Elisabeth recalled Rick Delaney’s parting words to her following their meeting in Edgar Lindstrom’s office.
“Let’s say you’re right. What can I do? I’ve nowhere to go.”
“Don’t resign. Not yet. I’ll get you to a safe house where you’ll be completely invisible to the outside world. We’ll work out what to do then.”
“Don’t you think that this is all taking things a bit too far?”
“We’ve known each other for thirty years. You know me. I’m cautious. I need to be in my profession. But I’m not needlessly cautious. Curtis and Bevan are two of my finest field agents, yet I wouldn’t let them escort you to meet me here. As you can now probably appreciate, the Bilderberg Group has power that most people would find difficult to imagine. That power is like a cancer. Over the years it’s spread its tendrils deep into the fabric of our institutions. Like I said, I don’t know who to trust. Let’s move now. There’s no time to lo
se. My car’s parked five minutes from here. I’ll drive you myself. Then you can draft the letter and we can put an end to all of this.”
He offered her the crook of his arm. Elisabeth took it and they set off towards his car.
Chapter 75
They had been driving for close to three hours, out along Interstate Seventy, past Gaithersburg, then Frederick. Encapsulated in the comfortable, sturdy Buick, with her old friend, Elisabeth felt secure and relaxed. Soon after Fredrick, they’d turned onto Route Thirty and into the splendor of the Appalachians.
Conversation had been easy. They’d had quite a bit of catching up to do. It gave Elisabeth something else to think about other than her son, the bank and the financial disaster that was no doubt unraveling at that very moment. She forced herself to turn the conversation back to the mess that she had left behind.
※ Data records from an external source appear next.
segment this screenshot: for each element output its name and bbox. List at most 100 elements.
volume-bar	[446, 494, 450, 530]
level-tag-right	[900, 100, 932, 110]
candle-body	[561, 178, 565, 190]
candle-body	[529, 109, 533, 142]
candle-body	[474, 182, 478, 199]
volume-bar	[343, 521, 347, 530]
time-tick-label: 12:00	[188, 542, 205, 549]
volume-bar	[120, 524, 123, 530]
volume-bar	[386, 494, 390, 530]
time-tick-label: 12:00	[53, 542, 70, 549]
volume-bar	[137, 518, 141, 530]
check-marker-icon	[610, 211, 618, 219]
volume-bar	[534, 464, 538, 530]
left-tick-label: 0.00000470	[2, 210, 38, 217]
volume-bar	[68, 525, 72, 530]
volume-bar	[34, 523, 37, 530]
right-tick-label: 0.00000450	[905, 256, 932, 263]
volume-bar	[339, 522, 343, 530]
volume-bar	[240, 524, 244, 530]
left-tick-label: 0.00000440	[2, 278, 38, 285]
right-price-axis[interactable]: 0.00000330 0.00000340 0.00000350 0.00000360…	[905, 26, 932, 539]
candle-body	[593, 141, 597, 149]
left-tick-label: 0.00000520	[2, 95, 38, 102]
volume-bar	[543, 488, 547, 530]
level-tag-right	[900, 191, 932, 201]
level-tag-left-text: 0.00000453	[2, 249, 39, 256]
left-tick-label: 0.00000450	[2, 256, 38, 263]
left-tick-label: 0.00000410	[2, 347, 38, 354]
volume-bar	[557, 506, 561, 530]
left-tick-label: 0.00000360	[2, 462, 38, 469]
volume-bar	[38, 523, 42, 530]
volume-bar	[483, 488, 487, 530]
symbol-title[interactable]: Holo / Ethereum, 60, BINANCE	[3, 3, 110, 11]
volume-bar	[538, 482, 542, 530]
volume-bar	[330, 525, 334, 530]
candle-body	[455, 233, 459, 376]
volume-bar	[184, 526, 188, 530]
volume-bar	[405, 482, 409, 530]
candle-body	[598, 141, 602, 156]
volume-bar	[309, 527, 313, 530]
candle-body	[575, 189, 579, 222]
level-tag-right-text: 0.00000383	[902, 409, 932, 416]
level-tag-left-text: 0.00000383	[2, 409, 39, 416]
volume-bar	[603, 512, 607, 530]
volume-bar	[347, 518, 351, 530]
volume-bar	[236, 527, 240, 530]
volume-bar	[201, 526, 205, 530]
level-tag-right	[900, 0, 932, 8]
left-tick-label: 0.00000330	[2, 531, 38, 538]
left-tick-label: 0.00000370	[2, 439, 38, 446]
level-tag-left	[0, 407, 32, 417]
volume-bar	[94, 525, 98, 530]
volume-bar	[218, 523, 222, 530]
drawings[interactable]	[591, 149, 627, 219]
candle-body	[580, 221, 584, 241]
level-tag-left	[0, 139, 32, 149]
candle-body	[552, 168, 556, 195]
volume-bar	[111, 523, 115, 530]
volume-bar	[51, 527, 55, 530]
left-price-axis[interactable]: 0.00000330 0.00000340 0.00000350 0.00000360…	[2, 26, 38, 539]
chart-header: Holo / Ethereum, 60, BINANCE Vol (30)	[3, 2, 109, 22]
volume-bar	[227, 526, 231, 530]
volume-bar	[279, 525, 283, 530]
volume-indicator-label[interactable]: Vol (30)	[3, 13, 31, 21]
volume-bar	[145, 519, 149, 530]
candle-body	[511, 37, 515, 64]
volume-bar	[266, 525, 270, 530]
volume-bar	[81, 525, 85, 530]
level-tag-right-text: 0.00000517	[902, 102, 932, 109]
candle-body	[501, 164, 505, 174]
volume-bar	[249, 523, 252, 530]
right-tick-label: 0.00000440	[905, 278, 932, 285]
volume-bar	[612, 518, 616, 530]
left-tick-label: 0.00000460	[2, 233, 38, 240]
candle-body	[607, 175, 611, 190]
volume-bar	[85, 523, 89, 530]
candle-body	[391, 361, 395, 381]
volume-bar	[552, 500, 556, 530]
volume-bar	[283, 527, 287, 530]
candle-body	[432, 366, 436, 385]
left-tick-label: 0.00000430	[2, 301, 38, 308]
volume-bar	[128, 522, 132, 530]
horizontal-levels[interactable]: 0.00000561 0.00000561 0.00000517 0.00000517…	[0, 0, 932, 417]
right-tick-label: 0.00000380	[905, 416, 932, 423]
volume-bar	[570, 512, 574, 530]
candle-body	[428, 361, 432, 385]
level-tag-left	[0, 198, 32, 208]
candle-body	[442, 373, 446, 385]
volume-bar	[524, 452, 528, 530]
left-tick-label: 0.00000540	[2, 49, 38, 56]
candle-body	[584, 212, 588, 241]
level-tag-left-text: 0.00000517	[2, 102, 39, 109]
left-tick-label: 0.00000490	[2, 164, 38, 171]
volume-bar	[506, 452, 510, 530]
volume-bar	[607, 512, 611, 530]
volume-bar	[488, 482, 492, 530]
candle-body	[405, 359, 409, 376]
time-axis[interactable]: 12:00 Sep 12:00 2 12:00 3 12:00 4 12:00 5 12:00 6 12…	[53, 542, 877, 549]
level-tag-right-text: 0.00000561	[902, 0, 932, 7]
“Grant, I need to know. In my position, would you have done the same thing?”
“What do you mean?”
“I shouldn’t have let Beirsdorf’s fail. I told the president that I would stand behind the banks, that I believed to let even one of them fail would have disastrous consequences. I went back on my word, to save Ralph. Would you have done the same thing?”
They passed through a hamlet, no more than a handful of houses and a couple of farms.
“Elisabeth, I don’t know what to tell you. You know I’ve got no kids. I’ve no idea what it must be like to have a child kidnapped. Never mind being forced to listen to him or her being tortured. I’m sure I’d move heaven and earth to get them back. Whoever did it, I’d want to see them dead.”
Grant turned off the main highway and onto a trail leading into the forest and up into the foothills. The late afternoon sun highlighted the mosaic of color that glowed in front of her. A tunnel of golden, yellow, orange, red and pale green leaves framed the twisting road ahead of them, a kaleidoscope of color that flooded her senses.